Yüzlerce insan hayatını kaybetmişti, bu duruma karşı büyük bir şoktaydık! Terör ve şiddetten etkilenmemek için, Türk arkadaşlarımızla kederlerini, düşüncelerimizi paylaştık ve bazı önlemler geliştirdik. Biraz garip gelebilir, fakat bana göre ekibimiz için en etkili dönemlerden biriydi bu.

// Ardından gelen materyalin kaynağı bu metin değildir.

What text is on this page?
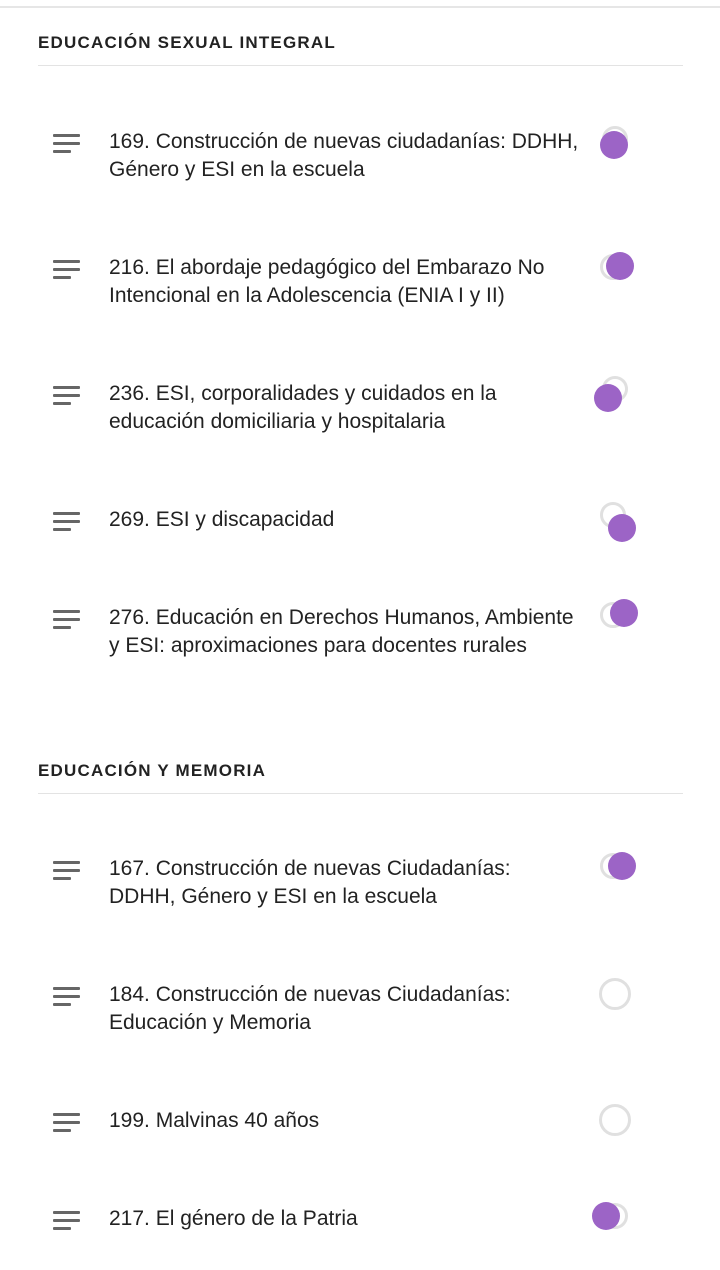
EDUCACIÓN SEXUAL INTEGRAL
169. Construcción de nuevas ciudadanías: DDHH, Género y ESI en la escuela
216. El abordaje pedagógico del Embarazo No Intencional en la Adolescencia (ENIA I y II)
236. ESI, corporalidades y cuidados en la educación domiciliaria y hospitalaria
269. ESI y discapacidad
276. Educación en Derechos Humanos, Ambiente y ESI: aproximaciones para docentes rurales
EDUCACIÓN Y MEMORIA
167. Construcción de nuevas Ciudadanías: DDHH, Género y ESI en la escuela
184. Construcción de nuevas Ciudadanías: Educación y Memoria
199. Malvinas 40 años
217. El género de la Patria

Hiç şüphesiz ekipteki herkes korku ve kederle farklı şekilde ilgileniyordu ve tutum ne olursa olsun buna saygı duyuldu, "Biz" üzerinde çalışmaya devam ettik ve sadece proje başarısının hedeflerine odaklanmadık.

Özellikle Alman tarafında tekrar konuştuğumuz bir konu, Allgäu’nun dağ bölgesinde bir takım çalışmasının gerçekleştirilmesi ve bunu Münih’teki ünlü Oktoberfest gezisi ile birleştirilmesiydi... Pes etmeden bunun üzerine gittik, kontrol edilen uçuş programları, aranan dağ klübeleri ve otelleri gezerken, şüphe ve belirsizliklerle uğraşmak zorunda kaldık...

Ve sonunda, eski arkadaşım ve meslektaşım Christian (Tiefblick GmbH / Immenstadt'ın koç ve MD’si) ile birlikte 3-4 gün için bir ekip oluşturup bu konsepti geliştirmeyi başardık.